An example I often give is the invasion of Iraq. The Army’s corps of interpreters had been trained in Morocco. Now, Arabic is the same written language, but as a spoken language, it’s very different from region to region. In Baghdad, 3,000 miles away, those folks couldn’t understand Moroccan Arabic if they tried. So our forces couldn’t function effectively, because we didn’t have the right linguistic and cultural skills.
How have you seen Northeastern students respond to the humanities and social sciences in your relatively short time here?
One of the things you read about is the elimination or curtailment of language programs. And yet, the generation of students coming in today is filling up language classes. They’re doing it because, post-9/11, they fully understand the world as a global environment and the need to understand other languages. And they’re learning really different combinations: Arabic and Cantonese, Spanish and Hindi, Russian and Portuguese.
This is especially true here, because our students are going on global co-ops, they’re going on Dialogue of Civilizations trips, and they really want to understand the cultures they visit. And their interest did not just begin here. Some 32 percent of the students who entered Northeastern this fall had five or more years of high school language. So rather than cutting in this area, we need to find ways to build.
Northeastern has its own unique educational approach: experiential learning and co-op. How does this make the humanities special here?
First, I don’t accept the idea that experiential learning is in contradiction with the liberal arts. In fact, they go very closely together.
Co-op and experiential learning are about taking the lessons one learns in the classroom and testing them in another environment. I think this makes the humanities and social sciences more attractive. The opportunity to take Middle Eastern studies, for example, and then work with an NGO in Cairo or Beirut or Tel Aviv, or to pursue a major in history and work on cultural preservation in Peru is to gain an incredibly rich education while engaging in work of the highest importance.
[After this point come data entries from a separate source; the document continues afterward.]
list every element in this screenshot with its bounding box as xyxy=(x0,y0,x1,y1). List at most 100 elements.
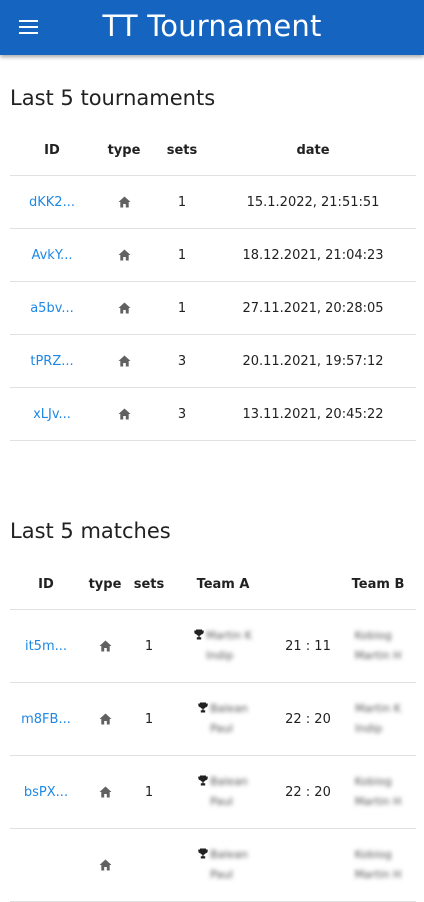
home-icon xyxy=(118,196,131,208)
table-row: tPRZ... 3 20.11.2021, 19:57:12 xyxy=(10,334,416,388)
sets-cell: 1 xyxy=(128,609,170,683)
date-cell: 15.1.2022, 21:51:51 xyxy=(210,175,416,229)
type-cell xyxy=(82,609,128,683)
trophy-icon xyxy=(194,629,204,644)
player-name: Paul xyxy=(210,868,233,881)
player-name: Kobiog xyxy=(354,775,392,788)
team-a-cell: Balean Paul xyxy=(170,755,276,829)
player-name: Balean xyxy=(210,702,248,715)
match-id-cell: bsPX... xyxy=(10,755,82,829)
team-b: Kobiog Martin H xyxy=(355,772,402,812)
player-name: Balean xyxy=(210,848,248,861)
player-name: Indip xyxy=(355,722,383,735)
score-cell: 22 : 20 xyxy=(276,682,340,756)
sets-cell xyxy=(128,828,170,902)
tournament-id-cell: tPRZ... xyxy=(10,334,94,388)
team-a: Balean Paul xyxy=(210,699,248,739)
player-name: Martin K xyxy=(206,629,252,642)
team-b-cell: Kobiog Martin H xyxy=(340,609,416,683)
table-row: bsPX... 1 Balean Paul 22 : 20 Kobiog Martin H xyxy=(10,755,416,829)
date-cell: 27.11.2021, 20:28:05 xyxy=(210,281,416,335)
home-icon xyxy=(118,408,131,420)
player-name: Indip xyxy=(206,649,234,662)
home-icon xyxy=(118,249,131,261)
table-row: it5m... 1 Martin K Indip 21 : 11 Kobiog Martin… xyxy=(10,609,416,683)
home-icon xyxy=(118,355,131,367)
trophy-icon xyxy=(198,848,208,863)
column-header: Team B xyxy=(340,559,416,610)
trophy-icon xyxy=(198,775,208,790)
match-id-link[interactable]: m8FB... xyxy=(21,712,71,727)
column-header: sets xyxy=(154,125,210,176)
tournament-id-link[interactable]: AvkY... xyxy=(31,248,72,263)
tournament-id-cell: a5bv... xyxy=(10,281,94,335)
type-cell xyxy=(94,228,154,282)
column-header xyxy=(276,559,340,610)
column-header: ID xyxy=(10,559,82,610)
type-cell xyxy=(94,281,154,335)
team-b-cell: Kobiog Martin H xyxy=(340,828,416,902)
player-name: Martin H xyxy=(354,649,402,662)
player-name: Martin K xyxy=(355,702,401,715)
column-header: type xyxy=(94,125,154,176)
trophy-icon xyxy=(198,702,208,717)
team-a: Balean Paul xyxy=(210,845,248,885)
match-id-link[interactable]: it5m... xyxy=(25,639,67,654)
team-b-cell: Kobiog Martin H xyxy=(340,755,416,829)
player-name: Paul xyxy=(210,795,233,808)
team-a-cell: Balean Paul xyxy=(170,828,276,902)
match-id-cell xyxy=(10,828,82,902)
table-row: AvkY... 1 18.12.2021, 21:04:23 xyxy=(10,228,416,282)
column-header: Team A xyxy=(170,559,276,610)
type-cell xyxy=(94,175,154,229)
sets-cell: 3 xyxy=(154,387,210,441)
sets-cell: 1 xyxy=(154,281,210,335)
tournament-id-cell: AvkY... xyxy=(10,228,94,282)
team-a-cell: Martin K Indip xyxy=(170,609,276,683)
player-name: Balean xyxy=(210,775,248,788)
tournament-id-link[interactable]: xLJv... xyxy=(33,407,71,422)
sets-cell: 1 xyxy=(128,755,170,829)
score-cell: 22 : 20 xyxy=(276,755,340,829)
team-b: Kobiog Martin H xyxy=(355,626,402,666)
player-name: Martin H xyxy=(354,868,402,881)
team-a-cell: Balean Paul xyxy=(170,682,276,756)
type-cell xyxy=(94,334,154,388)
team-b: Kobiog Martin H xyxy=(355,845,402,885)
home-icon xyxy=(118,302,131,314)
tournament-id-cell: xLJv... xyxy=(10,387,94,441)
player-name: Paul xyxy=(210,722,233,735)
match-id-cell: it5m... xyxy=(10,609,82,683)
column-header: date xyxy=(210,125,416,176)
tournament-id-link[interactable]: dKK2... xyxy=(29,195,75,210)
tournaments-table: ID type sets date dKK2... 1 15.1.2022, 21:51:… xyxy=(10,125,416,441)
app-bar: TT Tournament xyxy=(0,0,424,55)
player-name: Martin H xyxy=(354,795,402,808)
tournament-id-link[interactable]: a5bv... xyxy=(30,301,74,316)
table-row: xLJv... 3 13.11.2021, 20:45:22 xyxy=(10,387,416,441)
column-header: sets xyxy=(128,559,170,610)
team-a: Balean Paul xyxy=(210,772,248,812)
type-cell xyxy=(94,387,154,441)
home-icon xyxy=(99,859,112,871)
match-id-link[interactable]: bsPX... xyxy=(24,785,68,800)
tournament-id-link[interactable]: tPRZ... xyxy=(30,354,73,369)
date-cell: 13.11.2021, 20:45:22 xyxy=(210,387,416,441)
date-cell: 20.11.2021, 19:57:12 xyxy=(210,334,416,388)
sets-cell: 1 xyxy=(154,175,210,229)
column-header: ID xyxy=(10,125,94,176)
sets-cell: 1 xyxy=(154,228,210,282)
team-b-cell: Martin K Indip xyxy=(340,682,416,756)
type-cell xyxy=(82,828,128,902)
tournament-id-cell: dKK2... xyxy=(10,175,94,229)
sets-cell: 3 xyxy=(154,334,210,388)
home-icon xyxy=(99,786,112,798)
table-row: dKK2... 1 15.1.2022, 21:51:51 xyxy=(10,175,416,229)
table-row: a5bv... 1 27.11.2021, 20:28:05 xyxy=(10,281,416,335)
team-b: Martin K Indip xyxy=(355,699,401,739)
type-cell xyxy=(82,682,128,756)
team-a: Martin K Indip xyxy=(206,626,252,666)
type-cell xyxy=(82,755,128,829)
score-cell: 21 : 11 xyxy=(276,609,340,683)
player-name: Kobiog xyxy=(354,629,392,642)
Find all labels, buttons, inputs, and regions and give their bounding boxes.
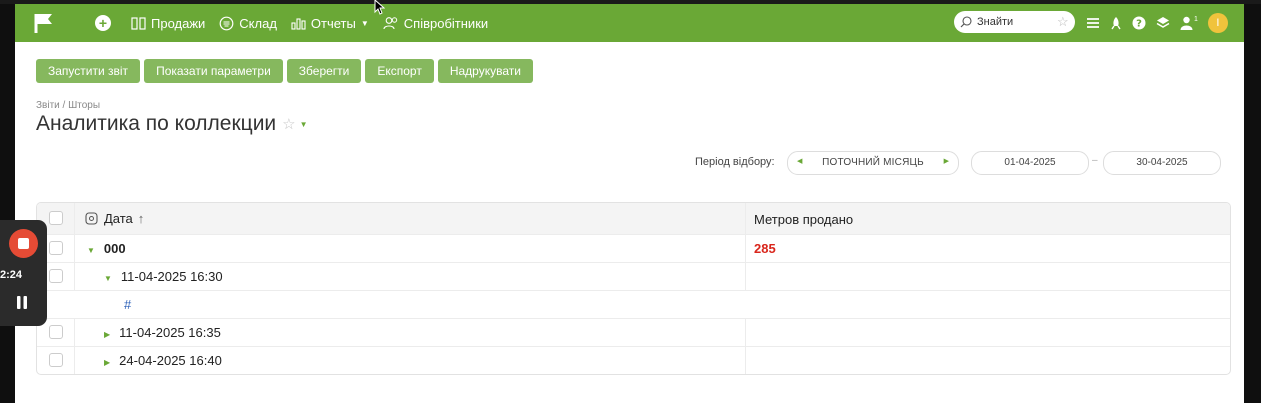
show-params-button[interactable]: Показати параметри [144,59,283,83]
title-row: Аналитика по коллекции ☆ ▼ [36,112,308,136]
chevron-down-icon: ▼ [360,18,369,28]
period-label: Період відбору: [695,156,775,168]
warehouse-icon [219,16,234,30]
group-label: 000 [103,241,126,256]
grid-header: Дата ↑ Метров продано [37,203,1230,234]
search-box[interactable]: Знайти ☆ [954,11,1075,33]
metrics-value: 285 [754,241,776,256]
sort-arrow-icon[interactable]: ↑ [138,211,145,226]
table-row[interactable]: # [37,290,1230,318]
top-navbar: + Продажи Склад Отчеты ▼ Співробітники З… [15,4,1244,42]
column-divider [745,347,746,374]
avatar[interactable]: I [1207,13,1228,33]
table-row[interactable]: ▶ 24-04-2025 16:40 [37,346,1230,374]
screen-recorder-widget: 2:24 [0,220,47,326]
export-button[interactable]: Експорт [365,59,434,83]
navbar-actions: ? 1 I [1086,4,1238,42]
user-notifications-button[interactable]: 1 [1180,16,1198,30]
period-selector[interactable]: ◀ ПОТОЧНИЙ МІСЯЦЬ ▶ [787,151,959,175]
pause-icon[interactable] [17,296,27,309]
print-button[interactable]: Надрукувати [437,59,533,83]
expand-caret-down-icon[interactable]: ▼ [87,246,95,255]
column-divider [74,235,75,262]
group-cell: ▶ 11-04-2025 16:35 [104,325,221,340]
svg-text:?: ? [1136,19,1142,30]
stop-recording-button[interactable] [9,229,38,258]
layers-icon[interactable] [1156,16,1170,30]
user-icon [1180,16,1193,30]
period-value: ПОТОЧНИЙ МІСЯЦЬ [822,157,924,168]
column-divider [745,319,746,346]
column-divider [74,203,75,234]
date-from-input[interactable]: 01-04-2025 [971,151,1089,175]
nav-item-employees[interactable]: Співробітники [383,16,488,31]
column-divider [74,319,75,346]
nav-item-label: Продажи [151,15,206,31]
chevron-down-icon[interactable]: ▼ [300,120,308,129]
column-divider [745,263,746,290]
stop-icon [18,238,29,249]
calendar-icon [85,212,98,225]
table-row[interactable]: ▼ 11-04-2025 16:30 [37,262,1230,290]
row-checkbox[interactable] [49,325,63,339]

To me this means that co-op is not just a signature program for Northeastern, it’s the cornerstone of what liberal arts education should be going forward.
It also undercuts the idea that students majoring in the humanities don’t really have career opportunities, because, in fact, co-op can show them what’s possible.
When I visit alumni, they are in any number of fields. They’re in business, they’re in law, they’re in the sciences, they’re in technology, they’re in all kinds of careers you couldn’t have predicted from their undergraduate major.
It also makes a big difference that the humanities are irreducibly interdisciplinary. I’m struck not only by the number of our students learning widely different languages, but also by the number of combined majors, and major-minor combinations, whether it’s biology and English or philosophy and engineering, or what have you. It’s an indicator of where we are, and where the strength of this University lies, because the students who come with that kind of creativity in their majors are going to be equally creative in their careers.
Are the same forces driving graduate studies as well?
Graduate education in the humanities has traditionally focused exclusively on preparing future professors. And while that preparation will always be a necessary part of what the Ph.D. is — it is the credential that allows you to become a University professor — in the sciences, and even in the arts, that isn’t always the preferred outcome.
I’ve tracked a lot of humanities Ph.D.s, and they often go into other fields—publishing, historic preservation, government relations—so it’s not true, statistically speaking, that humanities Ph.D.s have fewer job options than others, unless you limit that to purely academic employment.
I think it’s a lesson we need to take to heart: stop thinking of the Ph.D.s who do something other than teach in a University as failures. We need to see them as the positive, creative successes they are, and value that.